The question that parents of gifted kids run up against too soon (in my opinion) is when are they ready for college? For homeschoolers particularly, a community college seems a good fit for teens (and pre-teens) who need higher level learning than their parents may be able to provide. Community college (CC) also provides a college experience for kids who may not be sufficiently mature to live outside their parents' home. But without a diploma, how do we hook them up?

In our state, the Youth Options program through the Department of Public Instruction is set up specifically to allow high school juniors and seniors to take community or UW college classes that count toward their high school diploma. Tuition is paid through the public schools and although it's trickier to get access that way, if you have a relationship with someone at your local school, that's a possibility. Prior to that, it would have to be on a case-by-base basis, negotiated between you and the particular school or professor and tuition would most likely be entirely your responsibility.

Our local community college has an entrance exam called COMPASS that all incoming students take to make sure they are placed in the appropriate classes. The COMPASS test is not age-restricted, so if your child took the test and passed it, you could easily approach the registrar and say, "Look, he's working at a college-level. How about you let him take this one class and see how he does?"

There is some question about whether racking up a large number of community college credits is a good thing for homeschoolers to do. It very much depends on what your post-high-school plan is, because there are as many ways to view these credits as there are four-year universities. As I understand it, there are more advantages to entering college as a freshman (priority in housing, more openings available, more financial aid available) than as a transfer student. Each college is different as to which credits they will allow to transfer and who qualifies as a freshman, so it's worth checking with the schools (and potential schools) on your list to see what their policies are.

I was looking into this primarily for upper level science and math classes. Although I've been doing okay supervising Klaus's correspondence-school biology lab and DH said he'd oversee a similar chemistry program, physics and AP level wet lab work would be more difficult in the dining room, as would any math higher than algebra II (at least for me. Less so for dh).

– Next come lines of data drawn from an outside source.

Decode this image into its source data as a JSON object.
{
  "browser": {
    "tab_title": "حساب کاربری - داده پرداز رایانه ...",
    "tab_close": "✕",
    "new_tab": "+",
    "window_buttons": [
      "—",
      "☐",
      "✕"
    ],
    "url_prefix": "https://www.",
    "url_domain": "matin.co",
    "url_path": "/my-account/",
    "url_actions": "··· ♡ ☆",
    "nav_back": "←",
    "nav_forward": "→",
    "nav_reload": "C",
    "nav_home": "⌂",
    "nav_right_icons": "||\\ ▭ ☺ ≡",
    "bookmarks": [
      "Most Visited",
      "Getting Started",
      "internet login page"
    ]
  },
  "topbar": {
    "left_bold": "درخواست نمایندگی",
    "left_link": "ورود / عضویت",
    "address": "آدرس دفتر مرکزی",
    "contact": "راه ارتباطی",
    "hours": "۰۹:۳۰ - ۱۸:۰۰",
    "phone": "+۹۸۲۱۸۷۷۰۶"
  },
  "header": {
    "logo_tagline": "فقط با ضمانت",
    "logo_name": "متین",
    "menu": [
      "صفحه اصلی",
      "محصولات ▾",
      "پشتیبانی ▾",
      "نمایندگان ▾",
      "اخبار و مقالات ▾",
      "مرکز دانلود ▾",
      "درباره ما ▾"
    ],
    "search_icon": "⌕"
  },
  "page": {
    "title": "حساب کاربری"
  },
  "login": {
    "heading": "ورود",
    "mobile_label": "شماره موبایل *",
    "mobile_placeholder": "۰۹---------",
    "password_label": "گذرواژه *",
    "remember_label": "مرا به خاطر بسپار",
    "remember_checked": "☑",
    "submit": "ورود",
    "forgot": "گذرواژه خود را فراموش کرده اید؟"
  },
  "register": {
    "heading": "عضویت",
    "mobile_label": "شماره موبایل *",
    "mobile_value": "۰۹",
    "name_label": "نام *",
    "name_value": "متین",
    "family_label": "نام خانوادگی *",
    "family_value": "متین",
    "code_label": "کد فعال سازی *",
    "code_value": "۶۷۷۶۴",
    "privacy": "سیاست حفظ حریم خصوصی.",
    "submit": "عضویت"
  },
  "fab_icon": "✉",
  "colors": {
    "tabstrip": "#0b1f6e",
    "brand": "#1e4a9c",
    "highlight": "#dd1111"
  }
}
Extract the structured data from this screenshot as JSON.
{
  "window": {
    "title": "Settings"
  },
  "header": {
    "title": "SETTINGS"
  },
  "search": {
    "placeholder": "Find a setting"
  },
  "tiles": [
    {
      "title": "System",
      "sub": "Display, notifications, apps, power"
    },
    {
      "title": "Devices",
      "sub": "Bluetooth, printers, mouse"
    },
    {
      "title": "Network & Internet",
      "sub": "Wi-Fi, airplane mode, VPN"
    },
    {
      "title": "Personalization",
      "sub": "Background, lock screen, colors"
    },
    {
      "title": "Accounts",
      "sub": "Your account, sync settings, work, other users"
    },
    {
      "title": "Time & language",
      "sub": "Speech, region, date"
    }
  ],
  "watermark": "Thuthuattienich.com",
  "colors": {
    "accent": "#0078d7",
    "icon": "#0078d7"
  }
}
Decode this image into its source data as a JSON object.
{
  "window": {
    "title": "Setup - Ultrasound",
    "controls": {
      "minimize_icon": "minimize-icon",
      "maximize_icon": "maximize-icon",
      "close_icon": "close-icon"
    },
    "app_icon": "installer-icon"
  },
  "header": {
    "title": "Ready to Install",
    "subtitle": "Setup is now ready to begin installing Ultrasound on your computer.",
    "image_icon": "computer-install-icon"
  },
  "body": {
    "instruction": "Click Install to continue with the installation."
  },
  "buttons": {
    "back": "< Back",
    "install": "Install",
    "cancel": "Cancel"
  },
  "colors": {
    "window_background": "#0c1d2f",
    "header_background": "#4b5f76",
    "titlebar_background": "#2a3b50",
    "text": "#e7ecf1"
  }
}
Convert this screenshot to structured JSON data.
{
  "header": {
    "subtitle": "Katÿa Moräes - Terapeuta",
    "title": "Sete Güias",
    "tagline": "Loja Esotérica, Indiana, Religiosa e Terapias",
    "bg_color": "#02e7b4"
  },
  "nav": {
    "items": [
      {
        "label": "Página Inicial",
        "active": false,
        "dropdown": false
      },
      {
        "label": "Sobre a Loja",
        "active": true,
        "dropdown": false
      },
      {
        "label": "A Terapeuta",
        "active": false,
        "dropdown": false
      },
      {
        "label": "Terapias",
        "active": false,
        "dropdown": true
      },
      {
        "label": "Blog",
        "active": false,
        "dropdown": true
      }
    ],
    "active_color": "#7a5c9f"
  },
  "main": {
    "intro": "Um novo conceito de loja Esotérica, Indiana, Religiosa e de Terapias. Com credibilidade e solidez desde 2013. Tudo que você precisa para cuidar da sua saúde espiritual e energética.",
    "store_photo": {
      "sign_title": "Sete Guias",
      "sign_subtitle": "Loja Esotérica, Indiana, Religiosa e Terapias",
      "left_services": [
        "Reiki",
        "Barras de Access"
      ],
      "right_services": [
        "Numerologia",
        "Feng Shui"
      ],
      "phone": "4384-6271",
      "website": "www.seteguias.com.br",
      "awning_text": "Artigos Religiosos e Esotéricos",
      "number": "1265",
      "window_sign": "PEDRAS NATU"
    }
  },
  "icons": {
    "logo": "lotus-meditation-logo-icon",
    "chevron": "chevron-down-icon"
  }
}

Klaus and Wolfie are taking the ACT in February, so I think we'll wait until we get those results back before making any CC decisions. That should also give us some time to narrow our list of possible schools so we can get some guidance that way.

1 comment:

Anonymous said...

Our experience with the local community college was great. Our daughter started taking science courses at 15, then Spanish, some math, much more Chemistry, and eventually racked up over 60 transferrable units by her high school graduation. She did NOT transfer, but applied to the University of California as a freshman - one who had satisfied their class requirements through "advanced placement" courses. (Those Community college classes, taken while a high-school homeschooler.)
She was admitted to two UC campuses, and is doing well at the campus of her choice. Though she is a "freshman" her "junior standing" ( I know, I know, confusing) has given her many benefits. She has time and credits to thoroughly explore her major. She can take those classes outside her major that still appeal to her. She hopes to study abroad during her actual junior year - without the worry that she might get behind, because she already is ahead!
Child number two plans to begin at Community College in the spring - taking foreign language and biology for now. He has seen the benefits to his sister, and can hardly wait!
All in all, a great intermediary step for bright and capable homeschooled students - not too much class time, yet instruction on a higher level, challenging math & science we might struggle to replicate at home, and the reward of outside recognition. Not a bad deal!